In this model the effect of education is consistent: in most countries it is negative and statistically significant. In the two countries where it is positive, it is not statistically significant.

The effect of income is less consistent: in most countries it is not statistically significant; when it is, it is positive as often as negative.

But education and income are in the model primarily as control variables; they are not the focus on this study. If they are actually associated with religious affiliation, these variables should be effective controls; if not, they contribute some noise, but otherwise do no harm.

Next steps

For now I am using StatsModels to estimate parameters and compute confidence intervals, but that's not quite right because I am using resampled data and filling missing values with random samples. To account correctly for these sources of random error, I have to run the whole process repeatedly:

Resample the data.
Fill missing values.
Estimate parameters.

Collecting the estimated parameters from multiple runs, I can estimate the sampling distribution of the parameters and compute confidence intervals.

Once I have implemented that, I plan to translate the results into a form that is easier to interpret (rather than just estimated coefficients), and generate visualizations to make the results easier to explore.

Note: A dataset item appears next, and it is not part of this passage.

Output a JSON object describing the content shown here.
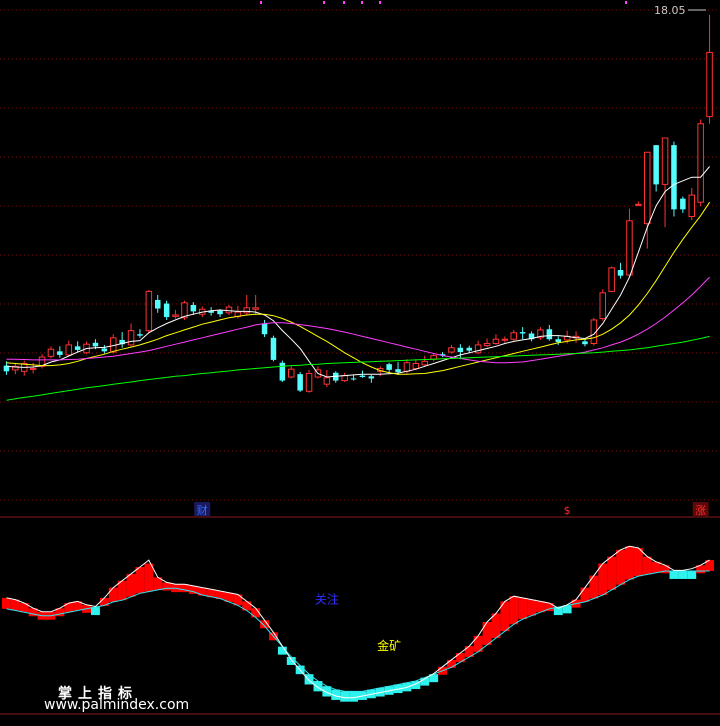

I would also like to relate the effect of Internet use in each country with the average level of religiosity, to see whether, for example, the effect is bigger in more religious countries.

While I am working on that, I am open to suggestions for additional explorations people might be interested in. You can explore the variables in the ESS using their "Cumulative Data Wizard"; let me know what you find!